|Fish survey results|
Carp spread to upper MacKenzie River
...but Mt William and Salt creeks clear
Fish surveys have found carp in the upper MacKenzie River for the first time since Wimmera Catchment Management Authority started surveys in 2005.
But an inaugural CMA survey of upper Mt William Creek and Salt Creek, which flow into Lake Lonsdale near Stawell, failed to find any carp. This gives researchers confidence there are no carp in this section of the Wimmera River system or the lake.
The annual surveys establish and monitor the condition of fish communities, including the ratio of indigenous to exotic fish and threats to indigenous fish.
Wimmera CMA water monitoring officer Mark Toomey said locals reported seeing carp in the MacKenzie River after the January 2011 floods. The main aim of the latest survey was to investigate then quantify the extent to which carp had spread into this part of the river since the floods.
“We’ve sampled this section of the river twice since 2005 and have never caught carp. Locals say they hadn’t seen carp here since before we started surveying but during our latest two days of surveys at four sites we found 182 carp ranging from 180 to 480 millimetres long,” he said.
Mr Toomey said the CMA did not have specific options for controlling carp in the Wimmera River system but would use survey results for future planning while continuing to investigate all options to reduce their presence.
“The MacKenzie River is a high value area for indigenous fish and is one area of focus for our environmental water release program, so our first step was to see how abundant the carp were. They increase competition for resources, degrade vegetation habitat and are therefore a threat to native fish.”
Mr Toomey said the Mt William Creek and Salt Creek surveys yielded good numbers of indigenous and native fish such as mountain galaxia, common galaxias and southern pygmy perch. They said exotic fish weren’t overly abundant but included redfin and goldfish.
It was the first time the CMA had surveyed the upper Mt William Creek system.
“There was a concern that carp may have been detected but fortunately the sampling confirmed that carp were not present,” he said. “Researchers did find feral goldfish which are technically a member of the carp family and are sometimes confused with carp, however, they are less harmful to the river system.”
Mr Toomey said the absence of carp was a real bonus for the Wimmera River system.
“Upstream of Lake Lonsdale the flow of Mt William Creek is mostly unimpeded by weirs, dams or water diversions,” he said. “This means the water regime is near to being natural, which is a positive for the native fish because they have adapted to this and they complete stages of their life cycle in response to seasonal flows.”
Mr Toomey said an unfortunate finding was the evidence of illegal fishing activities in Mt William Creek. Researchers removed homemade drum nets and opera house nets from the creek at two locations.
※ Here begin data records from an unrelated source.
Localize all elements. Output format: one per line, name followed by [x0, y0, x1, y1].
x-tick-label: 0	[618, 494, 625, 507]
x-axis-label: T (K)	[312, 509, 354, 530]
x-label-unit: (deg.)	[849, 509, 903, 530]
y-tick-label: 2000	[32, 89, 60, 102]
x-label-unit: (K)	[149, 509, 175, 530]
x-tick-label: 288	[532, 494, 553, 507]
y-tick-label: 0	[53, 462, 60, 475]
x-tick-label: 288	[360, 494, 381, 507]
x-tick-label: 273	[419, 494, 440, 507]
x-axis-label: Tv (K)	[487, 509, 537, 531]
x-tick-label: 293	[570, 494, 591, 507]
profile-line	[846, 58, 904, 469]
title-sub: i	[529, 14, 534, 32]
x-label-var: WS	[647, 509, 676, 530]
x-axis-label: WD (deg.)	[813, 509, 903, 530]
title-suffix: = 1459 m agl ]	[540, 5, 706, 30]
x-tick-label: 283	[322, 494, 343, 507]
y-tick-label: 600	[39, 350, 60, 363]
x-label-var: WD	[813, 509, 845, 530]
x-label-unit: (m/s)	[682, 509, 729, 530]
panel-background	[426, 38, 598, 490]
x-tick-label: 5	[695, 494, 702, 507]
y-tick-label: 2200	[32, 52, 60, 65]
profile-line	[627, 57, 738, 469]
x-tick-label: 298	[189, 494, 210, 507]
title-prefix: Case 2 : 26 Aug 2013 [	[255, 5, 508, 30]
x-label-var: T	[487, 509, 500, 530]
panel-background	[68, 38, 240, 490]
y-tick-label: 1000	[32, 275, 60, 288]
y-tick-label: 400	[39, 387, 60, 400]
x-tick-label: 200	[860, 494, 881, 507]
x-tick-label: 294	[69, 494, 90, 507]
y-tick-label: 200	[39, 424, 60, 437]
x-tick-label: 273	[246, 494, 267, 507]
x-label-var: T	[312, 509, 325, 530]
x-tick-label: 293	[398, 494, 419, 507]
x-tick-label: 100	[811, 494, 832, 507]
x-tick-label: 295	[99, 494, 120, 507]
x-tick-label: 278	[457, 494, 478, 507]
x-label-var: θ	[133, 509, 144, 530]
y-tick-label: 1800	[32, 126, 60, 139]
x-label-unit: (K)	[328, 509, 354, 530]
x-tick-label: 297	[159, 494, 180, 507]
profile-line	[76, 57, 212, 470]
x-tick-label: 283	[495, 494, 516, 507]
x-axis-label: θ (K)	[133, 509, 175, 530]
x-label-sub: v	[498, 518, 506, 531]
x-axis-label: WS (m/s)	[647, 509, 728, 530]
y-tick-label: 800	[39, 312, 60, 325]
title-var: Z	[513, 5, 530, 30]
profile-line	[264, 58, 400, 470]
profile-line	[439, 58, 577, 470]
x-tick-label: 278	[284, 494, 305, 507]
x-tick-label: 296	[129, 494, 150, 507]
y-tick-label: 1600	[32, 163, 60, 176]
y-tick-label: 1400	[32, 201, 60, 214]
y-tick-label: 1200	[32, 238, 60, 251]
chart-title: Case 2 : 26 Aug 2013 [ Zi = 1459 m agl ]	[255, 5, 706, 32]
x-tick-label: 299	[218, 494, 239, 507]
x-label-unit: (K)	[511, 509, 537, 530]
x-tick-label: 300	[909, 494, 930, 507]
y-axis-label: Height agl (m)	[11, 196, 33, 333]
In other Mt William Creek results, researchers discovered a 1.8-kilogram, adult short-finned eel – a rare find in a closed river catchment because the eels breed in the sea. The Wimmera River is the largest river system in Victoria that doesn’t flow into the sea.
“The eel may have arrived from an illegal angler translocation, a short wriggle overland from the Wannon River catchment or via water transfer from the Glenelg River system,” Mr Toomey said. “Eels can live 20 years before they need to return to the sea to breed so this fish may have been around in the system for quite some time.”